Le couvre-feu est entré en vigueur pour la première fois dans la région de l’Est du Burkina en 2019, et a couvert la période du 7 mars au 20 avril de 19h à 6h. Cette région est en proie à des attaques terroristes qui ont causé des déplacements de populations, et de nombreux massacres d’Hommes. Ce couvre-feu a été prorogé plusieurs fois et a subi des modifications en ce qui concerne ses horaires.

En cette matinée du 2 septembre 2021 où dame nature nous a fait grâce d’une pluie légère et bienfaitrice, nous arpentons les artères de la ville de Piéla afin de recueillir les propos de ces braves habitants, sur le couvre-feu instauré depuis belle lurette dans cette région de l’Est. Assis sous un nimier avec des cheveux un peu grisonnants et là cinquantaine bien sonnée, le vieux Hamidou BOURGOU se prélasse tout calmement dans son coin. Interrogé sur ce qu’il pense du couvre-feu, il nous affirme être tout à fait d’accord avec la décision du gouvernement de maintenir le couvre-feu car c’est pour le bien de tous. « Cette décision de ne pas lever le couvre-feu tout de suite permet de contrecarrer les attaques terroristes ou d’empêcher les terroristes de se déplacer tranquillement dans la ville comme si elle est leur propriété. Chacun de nous doit respecter ce couvre-feu afin que la sécurité revienne dans notre belle commune » darde-t-il tout joyeux.
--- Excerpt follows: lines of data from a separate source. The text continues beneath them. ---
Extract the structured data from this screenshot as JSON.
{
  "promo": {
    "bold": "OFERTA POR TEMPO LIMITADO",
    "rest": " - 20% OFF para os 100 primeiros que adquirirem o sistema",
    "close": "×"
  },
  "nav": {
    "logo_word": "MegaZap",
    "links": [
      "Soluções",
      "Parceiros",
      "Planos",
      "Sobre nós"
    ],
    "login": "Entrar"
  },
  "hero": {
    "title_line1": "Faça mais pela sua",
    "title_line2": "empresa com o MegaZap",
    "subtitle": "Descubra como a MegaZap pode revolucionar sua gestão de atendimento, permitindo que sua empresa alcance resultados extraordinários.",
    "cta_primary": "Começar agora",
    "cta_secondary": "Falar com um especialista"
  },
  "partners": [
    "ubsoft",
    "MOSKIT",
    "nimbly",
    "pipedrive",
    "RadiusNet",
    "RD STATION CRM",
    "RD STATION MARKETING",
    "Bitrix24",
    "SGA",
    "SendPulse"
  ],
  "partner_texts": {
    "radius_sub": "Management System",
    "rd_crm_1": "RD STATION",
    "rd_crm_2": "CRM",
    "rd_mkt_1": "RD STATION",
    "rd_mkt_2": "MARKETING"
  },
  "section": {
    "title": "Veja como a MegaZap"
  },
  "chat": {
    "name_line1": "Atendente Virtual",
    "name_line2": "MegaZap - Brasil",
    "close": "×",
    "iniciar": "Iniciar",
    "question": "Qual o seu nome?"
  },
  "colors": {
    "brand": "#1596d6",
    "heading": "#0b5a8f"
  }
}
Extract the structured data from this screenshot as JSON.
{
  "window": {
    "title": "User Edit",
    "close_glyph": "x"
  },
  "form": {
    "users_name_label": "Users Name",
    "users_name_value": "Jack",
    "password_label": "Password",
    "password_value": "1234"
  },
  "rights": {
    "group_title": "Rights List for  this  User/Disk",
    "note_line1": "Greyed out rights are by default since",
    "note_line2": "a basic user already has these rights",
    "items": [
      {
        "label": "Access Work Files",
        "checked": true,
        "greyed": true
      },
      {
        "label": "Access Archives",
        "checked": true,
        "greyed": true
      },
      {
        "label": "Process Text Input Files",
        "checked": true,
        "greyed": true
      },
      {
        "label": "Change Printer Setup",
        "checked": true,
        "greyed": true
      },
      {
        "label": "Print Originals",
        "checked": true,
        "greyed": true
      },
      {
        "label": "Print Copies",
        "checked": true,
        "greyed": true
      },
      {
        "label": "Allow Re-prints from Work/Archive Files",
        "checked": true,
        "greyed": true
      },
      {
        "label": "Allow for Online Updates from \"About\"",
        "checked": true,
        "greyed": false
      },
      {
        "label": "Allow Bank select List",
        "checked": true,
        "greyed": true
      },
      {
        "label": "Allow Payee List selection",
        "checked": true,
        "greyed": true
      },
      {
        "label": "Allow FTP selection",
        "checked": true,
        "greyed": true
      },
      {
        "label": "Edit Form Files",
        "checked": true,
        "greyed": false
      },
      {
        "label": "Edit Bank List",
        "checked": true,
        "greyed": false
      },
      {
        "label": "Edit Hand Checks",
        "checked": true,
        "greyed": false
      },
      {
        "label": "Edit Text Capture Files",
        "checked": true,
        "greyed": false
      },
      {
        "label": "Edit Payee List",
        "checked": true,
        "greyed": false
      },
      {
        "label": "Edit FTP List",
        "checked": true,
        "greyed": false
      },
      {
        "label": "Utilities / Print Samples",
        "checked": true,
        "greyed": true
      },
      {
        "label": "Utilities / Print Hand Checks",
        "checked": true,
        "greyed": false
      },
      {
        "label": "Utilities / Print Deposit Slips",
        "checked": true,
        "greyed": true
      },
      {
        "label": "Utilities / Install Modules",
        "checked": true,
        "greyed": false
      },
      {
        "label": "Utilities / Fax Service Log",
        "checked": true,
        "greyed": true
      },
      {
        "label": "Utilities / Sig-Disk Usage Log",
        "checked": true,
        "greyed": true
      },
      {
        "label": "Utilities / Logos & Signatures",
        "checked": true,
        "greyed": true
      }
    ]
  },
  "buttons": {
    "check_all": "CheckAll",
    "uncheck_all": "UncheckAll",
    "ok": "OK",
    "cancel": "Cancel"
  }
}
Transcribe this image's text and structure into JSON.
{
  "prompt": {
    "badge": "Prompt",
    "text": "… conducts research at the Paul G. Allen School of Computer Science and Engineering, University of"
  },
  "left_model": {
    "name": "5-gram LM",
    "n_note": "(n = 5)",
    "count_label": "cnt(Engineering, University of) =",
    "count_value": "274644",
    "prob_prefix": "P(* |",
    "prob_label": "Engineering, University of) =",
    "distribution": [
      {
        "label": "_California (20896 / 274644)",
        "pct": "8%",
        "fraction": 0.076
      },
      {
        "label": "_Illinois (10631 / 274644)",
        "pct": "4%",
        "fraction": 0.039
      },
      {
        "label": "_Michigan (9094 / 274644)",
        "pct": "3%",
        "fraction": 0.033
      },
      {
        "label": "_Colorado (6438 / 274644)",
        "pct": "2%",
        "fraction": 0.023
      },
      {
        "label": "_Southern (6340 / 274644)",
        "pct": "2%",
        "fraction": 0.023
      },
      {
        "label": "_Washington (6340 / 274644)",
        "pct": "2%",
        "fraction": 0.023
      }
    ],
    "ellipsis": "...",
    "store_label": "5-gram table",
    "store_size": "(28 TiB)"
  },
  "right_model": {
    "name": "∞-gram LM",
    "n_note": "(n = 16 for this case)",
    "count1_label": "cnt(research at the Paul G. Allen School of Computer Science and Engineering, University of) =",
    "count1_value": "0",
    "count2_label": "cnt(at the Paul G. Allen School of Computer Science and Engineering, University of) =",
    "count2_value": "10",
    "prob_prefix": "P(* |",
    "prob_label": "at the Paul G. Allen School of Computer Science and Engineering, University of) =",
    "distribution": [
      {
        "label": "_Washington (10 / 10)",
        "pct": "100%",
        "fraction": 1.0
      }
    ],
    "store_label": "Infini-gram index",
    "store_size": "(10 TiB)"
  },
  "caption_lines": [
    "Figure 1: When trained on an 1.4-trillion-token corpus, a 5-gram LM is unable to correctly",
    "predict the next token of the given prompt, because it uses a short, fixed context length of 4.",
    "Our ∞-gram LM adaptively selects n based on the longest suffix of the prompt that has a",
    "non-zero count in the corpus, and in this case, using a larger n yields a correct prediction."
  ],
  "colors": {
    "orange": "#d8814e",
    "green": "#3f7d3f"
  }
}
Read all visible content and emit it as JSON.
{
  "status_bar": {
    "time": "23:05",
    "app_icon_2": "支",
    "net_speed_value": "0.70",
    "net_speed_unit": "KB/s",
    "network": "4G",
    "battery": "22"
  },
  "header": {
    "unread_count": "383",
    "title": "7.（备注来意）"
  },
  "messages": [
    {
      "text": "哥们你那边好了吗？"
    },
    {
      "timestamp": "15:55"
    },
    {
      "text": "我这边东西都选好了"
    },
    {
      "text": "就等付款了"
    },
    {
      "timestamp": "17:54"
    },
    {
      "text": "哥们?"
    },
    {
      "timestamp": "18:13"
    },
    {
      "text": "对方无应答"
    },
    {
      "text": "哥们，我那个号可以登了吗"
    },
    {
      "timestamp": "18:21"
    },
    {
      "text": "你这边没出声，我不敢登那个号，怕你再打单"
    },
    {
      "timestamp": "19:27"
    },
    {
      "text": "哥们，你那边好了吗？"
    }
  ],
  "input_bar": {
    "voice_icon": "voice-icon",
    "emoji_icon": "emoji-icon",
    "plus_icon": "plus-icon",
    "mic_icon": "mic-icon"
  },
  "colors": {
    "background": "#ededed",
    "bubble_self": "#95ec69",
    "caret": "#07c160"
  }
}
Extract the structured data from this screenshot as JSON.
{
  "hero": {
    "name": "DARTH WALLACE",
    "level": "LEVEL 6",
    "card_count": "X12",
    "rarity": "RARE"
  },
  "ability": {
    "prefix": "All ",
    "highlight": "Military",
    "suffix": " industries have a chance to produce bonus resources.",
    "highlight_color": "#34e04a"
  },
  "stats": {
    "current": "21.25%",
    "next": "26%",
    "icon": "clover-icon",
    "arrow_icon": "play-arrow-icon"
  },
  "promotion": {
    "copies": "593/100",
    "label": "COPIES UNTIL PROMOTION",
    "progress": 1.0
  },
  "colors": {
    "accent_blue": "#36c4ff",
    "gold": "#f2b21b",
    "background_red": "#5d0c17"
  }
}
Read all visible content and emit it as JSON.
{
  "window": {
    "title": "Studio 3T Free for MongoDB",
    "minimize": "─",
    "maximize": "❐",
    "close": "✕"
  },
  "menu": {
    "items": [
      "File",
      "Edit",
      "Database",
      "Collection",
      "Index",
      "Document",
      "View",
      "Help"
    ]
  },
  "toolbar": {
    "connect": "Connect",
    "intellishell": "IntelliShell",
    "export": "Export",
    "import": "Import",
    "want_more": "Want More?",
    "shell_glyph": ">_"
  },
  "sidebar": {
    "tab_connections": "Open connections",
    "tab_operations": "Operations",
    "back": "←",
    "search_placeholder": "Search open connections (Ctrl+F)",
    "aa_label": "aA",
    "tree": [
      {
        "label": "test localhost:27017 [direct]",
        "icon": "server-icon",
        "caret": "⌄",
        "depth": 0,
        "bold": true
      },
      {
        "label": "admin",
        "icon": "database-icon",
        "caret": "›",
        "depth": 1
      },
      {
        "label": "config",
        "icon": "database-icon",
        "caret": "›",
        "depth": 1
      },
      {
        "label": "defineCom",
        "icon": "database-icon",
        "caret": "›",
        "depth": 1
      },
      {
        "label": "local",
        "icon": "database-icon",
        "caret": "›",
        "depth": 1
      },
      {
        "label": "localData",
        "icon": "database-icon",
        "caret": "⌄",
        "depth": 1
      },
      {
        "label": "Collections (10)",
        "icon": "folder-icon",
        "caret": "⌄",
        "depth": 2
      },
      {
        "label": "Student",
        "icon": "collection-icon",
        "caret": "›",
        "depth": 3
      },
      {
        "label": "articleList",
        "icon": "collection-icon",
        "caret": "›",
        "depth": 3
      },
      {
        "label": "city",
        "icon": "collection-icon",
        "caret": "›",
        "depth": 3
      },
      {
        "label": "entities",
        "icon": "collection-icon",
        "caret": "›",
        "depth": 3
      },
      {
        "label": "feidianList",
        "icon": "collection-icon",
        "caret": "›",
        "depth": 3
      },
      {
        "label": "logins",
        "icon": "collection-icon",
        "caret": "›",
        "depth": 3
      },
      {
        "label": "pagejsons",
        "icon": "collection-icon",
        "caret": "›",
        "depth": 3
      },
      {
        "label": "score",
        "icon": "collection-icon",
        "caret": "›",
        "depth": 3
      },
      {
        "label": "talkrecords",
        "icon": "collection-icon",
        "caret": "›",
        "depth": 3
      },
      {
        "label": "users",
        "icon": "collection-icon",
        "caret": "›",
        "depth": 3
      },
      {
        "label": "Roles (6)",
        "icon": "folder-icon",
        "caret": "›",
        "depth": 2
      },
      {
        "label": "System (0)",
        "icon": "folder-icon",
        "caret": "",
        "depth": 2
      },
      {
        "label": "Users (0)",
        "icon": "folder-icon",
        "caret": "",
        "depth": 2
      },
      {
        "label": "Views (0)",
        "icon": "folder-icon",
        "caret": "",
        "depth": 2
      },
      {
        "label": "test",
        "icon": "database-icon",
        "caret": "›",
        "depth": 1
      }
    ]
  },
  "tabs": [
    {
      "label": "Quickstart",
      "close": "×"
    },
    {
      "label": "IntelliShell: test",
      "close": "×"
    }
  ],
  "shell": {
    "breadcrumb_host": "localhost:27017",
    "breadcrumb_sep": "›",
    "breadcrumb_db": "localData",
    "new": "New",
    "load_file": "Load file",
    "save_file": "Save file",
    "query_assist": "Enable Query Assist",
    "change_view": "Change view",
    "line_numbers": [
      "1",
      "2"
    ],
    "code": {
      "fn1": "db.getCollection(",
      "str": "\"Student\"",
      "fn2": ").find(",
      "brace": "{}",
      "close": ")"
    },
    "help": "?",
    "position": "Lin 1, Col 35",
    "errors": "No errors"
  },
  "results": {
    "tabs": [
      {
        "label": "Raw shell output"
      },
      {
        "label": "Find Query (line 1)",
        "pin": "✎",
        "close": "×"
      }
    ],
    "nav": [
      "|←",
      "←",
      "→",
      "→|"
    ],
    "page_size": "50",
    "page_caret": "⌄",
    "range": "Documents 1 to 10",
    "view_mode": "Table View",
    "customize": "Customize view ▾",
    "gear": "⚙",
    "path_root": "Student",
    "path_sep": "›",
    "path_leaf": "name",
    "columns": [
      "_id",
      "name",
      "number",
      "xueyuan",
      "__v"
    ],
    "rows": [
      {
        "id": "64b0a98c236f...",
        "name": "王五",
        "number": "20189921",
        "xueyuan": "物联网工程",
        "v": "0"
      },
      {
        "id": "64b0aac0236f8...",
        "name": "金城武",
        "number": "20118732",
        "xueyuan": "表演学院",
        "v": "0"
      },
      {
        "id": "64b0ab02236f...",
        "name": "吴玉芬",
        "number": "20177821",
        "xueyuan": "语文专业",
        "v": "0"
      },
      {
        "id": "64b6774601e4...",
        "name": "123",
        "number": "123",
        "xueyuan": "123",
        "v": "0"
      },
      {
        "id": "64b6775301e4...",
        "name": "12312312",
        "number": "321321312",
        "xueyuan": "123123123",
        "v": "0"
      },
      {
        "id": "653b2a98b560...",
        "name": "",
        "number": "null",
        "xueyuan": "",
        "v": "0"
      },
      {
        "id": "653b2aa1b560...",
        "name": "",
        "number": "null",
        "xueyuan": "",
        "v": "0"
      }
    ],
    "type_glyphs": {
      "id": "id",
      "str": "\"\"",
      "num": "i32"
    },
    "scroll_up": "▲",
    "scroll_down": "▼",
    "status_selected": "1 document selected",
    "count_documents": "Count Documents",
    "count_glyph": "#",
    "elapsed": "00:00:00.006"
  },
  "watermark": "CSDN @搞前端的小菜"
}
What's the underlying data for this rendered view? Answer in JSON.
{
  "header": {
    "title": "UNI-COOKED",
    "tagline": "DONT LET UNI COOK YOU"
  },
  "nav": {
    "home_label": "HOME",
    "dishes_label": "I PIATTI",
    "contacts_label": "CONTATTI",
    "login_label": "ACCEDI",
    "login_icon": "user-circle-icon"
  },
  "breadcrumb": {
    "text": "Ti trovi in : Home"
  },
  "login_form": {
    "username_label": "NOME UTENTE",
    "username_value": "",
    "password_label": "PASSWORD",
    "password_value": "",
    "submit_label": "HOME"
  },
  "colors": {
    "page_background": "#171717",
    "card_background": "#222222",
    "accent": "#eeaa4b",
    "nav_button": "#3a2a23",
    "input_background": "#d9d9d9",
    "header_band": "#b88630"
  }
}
A quelques encablures de la maison de la commune, nous faisions la rencontre de Cheick NATAMA âgé de vingt-huit ans qui dit ne plus pouvoir supporter cette situation « avant je pouvais rester jusqu’à 2h du matin dehors avec mes amis. Mais maintenant c’est plus le cas. C’est vrai ; c’est pour notre bien, mais c’est devenu difficile. Ça a trop duré cette affaire-là. Moi-même quand je rentre, je ne sais pas quoi faire » s’explique-t-il avec un ton colérique. Abondant dans le même sens que NATAMA, Alexandre TRAORÉ natif de cette ville se plaint en ces termes : « on est tous obligé de rentrer à partir de 21h40 car le couvre-feu a lieu à 22h00. A 21h il y a plus à manger dehors. Si tu n’as pas une femme qui va préparer pour toi, tu dormirais avec ta faim ».

Le Vieux Hamidou BOURGOU

Tout en allongeant la RN18 en direction du marché central, nous croisons Ali COMBARRY un cinquangénaire, qui nous confie que le couvre-feu est un acte louable de la part des autorités. « C’est juste pour nous protéger des terroristes et non pour nous priver de notre liberté. Ce sont les jeunes qui souffrent car ils ne sont pas habitués à rentrer tôt. Mais nous par contre cela ne nous dit rien. A partir de 21h30 mon portail est fermé le retardataire dort d’où il revient ».

Ali COMBARRY

Si pour le vieux COMBARRY cela ne dérange pas, ce n’est pas le cas de Aïcha NATAMA une restauratrice de cette ville de Piéla. Elle dit être obligée de fermer son restaurant à partir de 21h alors qu’elle ne le fermait qu’à 00h bien avant le couvre-feu. Cette décision du gouvernement a considérablement baissé son chiffre d’affaire. « les jeunes aimaient venir manger vers 21h et ils pouvaient rester là jusqu’à minuit. En ce temps mon resto tournait bien et je gagnais beaucoup plus d’argent. Mais depuis que le couvre-feu est là, mon activité marche au ralenti. »

Landry NIKIÈMA, Observateur Civitac, Bogandé.